Monday, July 31, 2017

In The Great Gatsby, what does the "foul dust" that "floated in the wake of [Gatsby's] dreams" mean?

This line refers to the ending of The Great Gatsby and how deeply it affected Nick Carraway. In chapter 9 Nick explains why he moved away after the funeral by saying, "After Gatsby’s death the East was haunted for me like that, distorted beyond my eyes’ power of correction." At the end of the book Nick is no longer able to separate Long Island from his memories of the distasteful people living there. 

No one, except for Nick and Gatsby's father, came to the funeral. All the roaring, exciting parties that Gatsby had thrown, and not a single one of those people who had shown up and indulged in his overflowing hospitality had come to his funeral. Not even Gatsby's business associates and supposedly close friends made an appearance. Only one man showed up to the cemetery, and even he was appalled that no one else had come. 


The fact that no one seemed to care about Gatsby the second he died clearly upsets Nick immensely. Nick even mentions that living in his house, so close to Gatsby's abandoned mansion, disturbs him. 



"I spent my Saturday nights in New York because those gleaming, dazzling parties of his were with me so vividly that I could still hear the music and the laughter, faint and incessant, from his garden, and the cars going up and down his drive."

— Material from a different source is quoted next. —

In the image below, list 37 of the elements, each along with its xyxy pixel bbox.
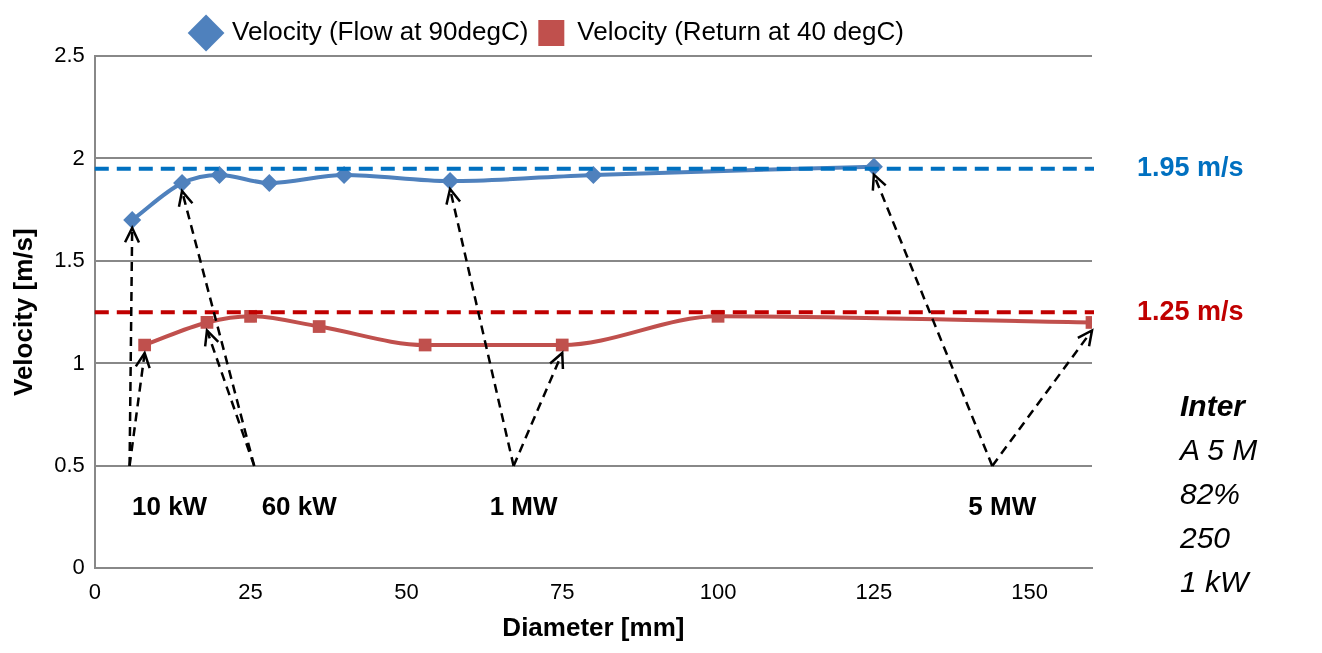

All these things contribute to the "foul dust," no doubt akin to an eternal bad taste in one's mouth, that Nick speaks of in the beginning of the book.


Perhaps the thing that drives him away from the East the most is the Buchanans. Daisy never once called or wrote, or gave any indication that she even knew Gatsby or cared in the slightest. One day in October some time after the funeral, Nick mentions meeting Tom and he acts extremely cold to him. Tom defends his behavior and denies any culpability for what happened to Gatsby.  After that meeting Nick's opinion of the Buchanans is cemented. 



"They were careless people, Tom and Daisy — they smashed up things and creatures and then retreated back into their money or their vast carelessness, or whatever it was that kept them together, and let other people clean up the mess they had made...."



At the end of the book, Nick is thoroughly disgusted with everyone around him and the magic of East and West Egg had died along with Gatsby. Those lines at the beginning of the book are about Nick's distaste for everything that contributed to or failed to care about Gatsby's death.